Sunday, October 17, 2010
SANTO DOMINGO, DOMINICAN REPUBLIC part 1
SANTO DOMINGO, Dominican Republic: Authentic Stimuli for all the
Senses Awaits Visitors to the Oldest City in the New World
By Steve Wright
You were promised a bilingual driver in a luxury car.
You are picked up in a Mercedes – albeit one with bald tires and a severely cracked windshield – by a driver who, unimpressed with your command of Spanish, pops in a homemade tape of Billy Joel and REM songs to shut you up.
You fly along a dimly lit highway that hugs the deep black, barely moonlit waters of the Atlantic Ocean. You arrive on a street so quiet on a Friday night, that you wonder if the neighborhood is safe.
Your driver tosses down your bags and you are banging on a castle-size set of doors, praying that as the hour passes 10, that someone is on the other side and they have a room waiting for you.

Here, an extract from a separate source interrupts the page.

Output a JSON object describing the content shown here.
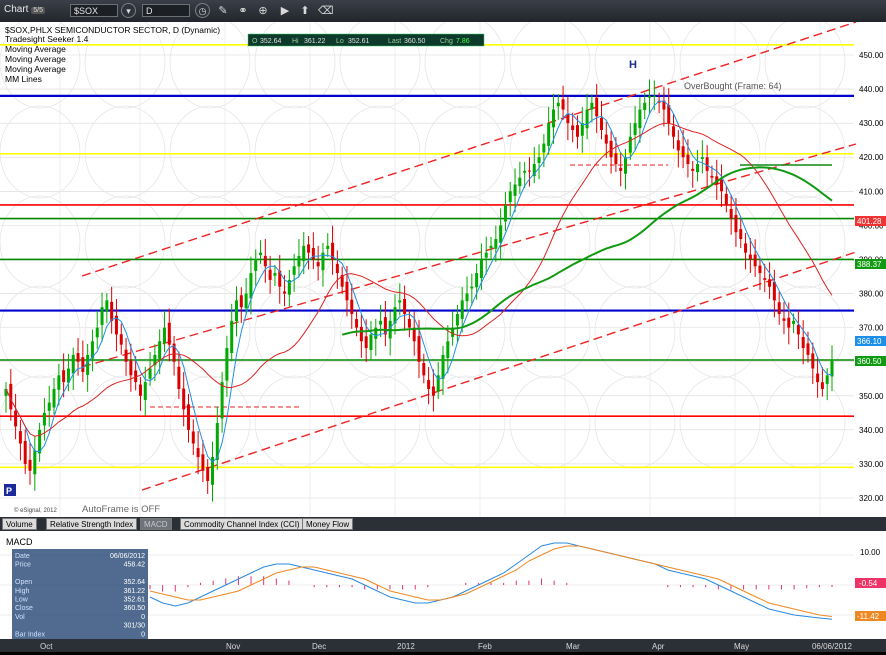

If this kind of entry into an impoverished Caribbean nation gives you chills, stop now and book a trip to a soulless all-inclusive that will homogenize your island experience to the point where you'll forget whether you're in Jamaica or St. Johns.

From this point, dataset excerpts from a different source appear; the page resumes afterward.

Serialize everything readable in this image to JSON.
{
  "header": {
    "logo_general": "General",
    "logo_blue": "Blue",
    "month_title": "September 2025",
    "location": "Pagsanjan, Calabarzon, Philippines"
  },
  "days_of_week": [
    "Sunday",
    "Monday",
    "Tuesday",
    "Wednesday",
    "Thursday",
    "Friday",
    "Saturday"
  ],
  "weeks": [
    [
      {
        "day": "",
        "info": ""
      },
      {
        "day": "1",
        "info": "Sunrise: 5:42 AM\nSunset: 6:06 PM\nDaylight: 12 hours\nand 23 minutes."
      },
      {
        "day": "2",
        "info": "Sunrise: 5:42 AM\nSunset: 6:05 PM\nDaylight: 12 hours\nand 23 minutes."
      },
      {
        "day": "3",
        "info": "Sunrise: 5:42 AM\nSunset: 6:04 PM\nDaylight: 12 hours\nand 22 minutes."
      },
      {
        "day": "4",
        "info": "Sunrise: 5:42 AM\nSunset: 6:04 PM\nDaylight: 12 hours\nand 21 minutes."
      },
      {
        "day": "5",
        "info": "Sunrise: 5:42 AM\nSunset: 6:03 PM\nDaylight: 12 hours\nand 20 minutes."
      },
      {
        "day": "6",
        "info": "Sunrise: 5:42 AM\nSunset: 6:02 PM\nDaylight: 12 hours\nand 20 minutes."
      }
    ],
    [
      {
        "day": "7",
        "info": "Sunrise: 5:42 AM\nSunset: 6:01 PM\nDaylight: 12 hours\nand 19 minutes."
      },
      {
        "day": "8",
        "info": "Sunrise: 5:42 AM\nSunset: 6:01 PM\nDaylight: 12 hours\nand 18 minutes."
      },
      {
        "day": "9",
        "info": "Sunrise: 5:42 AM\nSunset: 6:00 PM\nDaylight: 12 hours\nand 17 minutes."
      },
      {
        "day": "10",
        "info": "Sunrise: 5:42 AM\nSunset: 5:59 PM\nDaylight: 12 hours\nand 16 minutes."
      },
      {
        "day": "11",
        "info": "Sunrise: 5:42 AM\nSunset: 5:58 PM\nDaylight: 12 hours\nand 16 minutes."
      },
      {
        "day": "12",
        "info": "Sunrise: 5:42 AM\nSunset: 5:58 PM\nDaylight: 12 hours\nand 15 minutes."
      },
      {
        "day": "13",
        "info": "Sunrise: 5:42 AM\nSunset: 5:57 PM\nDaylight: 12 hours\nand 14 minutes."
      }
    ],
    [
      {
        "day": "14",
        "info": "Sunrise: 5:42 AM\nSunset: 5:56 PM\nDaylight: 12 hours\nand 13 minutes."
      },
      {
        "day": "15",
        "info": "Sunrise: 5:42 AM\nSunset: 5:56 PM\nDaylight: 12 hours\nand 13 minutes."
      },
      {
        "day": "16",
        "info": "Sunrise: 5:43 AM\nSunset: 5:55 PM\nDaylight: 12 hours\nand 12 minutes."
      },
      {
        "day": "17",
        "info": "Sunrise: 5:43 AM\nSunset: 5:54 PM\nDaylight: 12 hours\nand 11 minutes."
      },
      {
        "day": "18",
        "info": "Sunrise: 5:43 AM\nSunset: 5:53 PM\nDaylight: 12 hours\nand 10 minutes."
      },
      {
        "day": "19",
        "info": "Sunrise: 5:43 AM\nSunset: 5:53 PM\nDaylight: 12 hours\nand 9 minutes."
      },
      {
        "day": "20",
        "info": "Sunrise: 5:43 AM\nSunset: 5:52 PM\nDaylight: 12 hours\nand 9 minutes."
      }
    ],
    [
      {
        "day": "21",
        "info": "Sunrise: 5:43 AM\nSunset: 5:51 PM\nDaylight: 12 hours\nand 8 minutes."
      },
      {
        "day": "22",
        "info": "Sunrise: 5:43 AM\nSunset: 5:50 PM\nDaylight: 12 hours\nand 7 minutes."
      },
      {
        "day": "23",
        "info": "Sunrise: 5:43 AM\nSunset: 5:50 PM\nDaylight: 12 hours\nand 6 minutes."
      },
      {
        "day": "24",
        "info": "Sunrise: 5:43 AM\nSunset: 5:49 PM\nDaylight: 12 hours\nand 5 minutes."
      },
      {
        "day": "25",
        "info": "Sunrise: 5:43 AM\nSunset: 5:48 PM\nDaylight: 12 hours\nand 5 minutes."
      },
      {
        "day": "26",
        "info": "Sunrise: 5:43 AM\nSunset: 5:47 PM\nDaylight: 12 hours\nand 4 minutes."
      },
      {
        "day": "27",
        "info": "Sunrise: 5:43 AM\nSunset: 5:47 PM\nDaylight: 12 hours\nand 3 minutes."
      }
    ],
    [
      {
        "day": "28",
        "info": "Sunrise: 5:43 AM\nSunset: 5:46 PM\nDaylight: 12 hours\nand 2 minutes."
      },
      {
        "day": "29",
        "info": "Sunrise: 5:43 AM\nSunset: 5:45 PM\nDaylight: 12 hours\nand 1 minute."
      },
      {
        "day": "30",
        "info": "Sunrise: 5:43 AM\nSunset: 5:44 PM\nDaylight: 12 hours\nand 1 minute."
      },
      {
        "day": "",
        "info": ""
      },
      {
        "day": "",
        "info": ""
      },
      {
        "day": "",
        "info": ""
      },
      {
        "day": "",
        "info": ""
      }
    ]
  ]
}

If your heart pulses for excitement in a largely safe, but challenging and exciting city -- come along. A 50-something Spaniard sporting a raggedy gray mane of hair and satiny soccer pants has opened the door to Dona Elvira, our base of operations for 48 hours in the oldest city in the Americas.
Santo Domingo, the capital of the Dominican Republic, is so authentic, it will make you forget that far too many ports in the Atlantic have been dulled down to cruise ship-friendly rows of T-shirt shops and worse.
The Zona Colonial, where the lovely Dona Elvira is located, has its tourist traps and post card shacks. But the beauty is that the touristy stuff is the exception, not the rule.
Skip the fake Haitian starving artist galleries and sink into a real experience at a colmado -- a little corner shop. They are at almost every intersection. They still stock groceries, but as smallish supermarkets have taken hold, the little markets have transformed into social centers.
Throughout the day, people escape the sun and humidity for the shaded respite of the open air colmado. Presidente, the Dominican beer available in the states -- but somehow 10 times icier and fresher on the island -- is the beverage of choice.
Presidente also flows like water at the dozens of open air cafes that tumble over the rocky coast cliffs along the Malecon. At night, the neon-lit cafes tempt you with the scent of pollo o pescada ala plancha -- chicken or fish on the grill -- and sounds of happy people staring out into the vast, midnight blue ocean.
Most cafes spill over a half dozen levels of the rock they are built on, making for lots of little coves for everything from clusters of lovers to plotters. Surviving the dangerous crossing of the racetrack (there are perhaps two crossings guarded by traffic lights) -- that is a roadway between the Zona Colonial and Malecon is a life-affirming accomplishment that makes the cerveza taste all the better.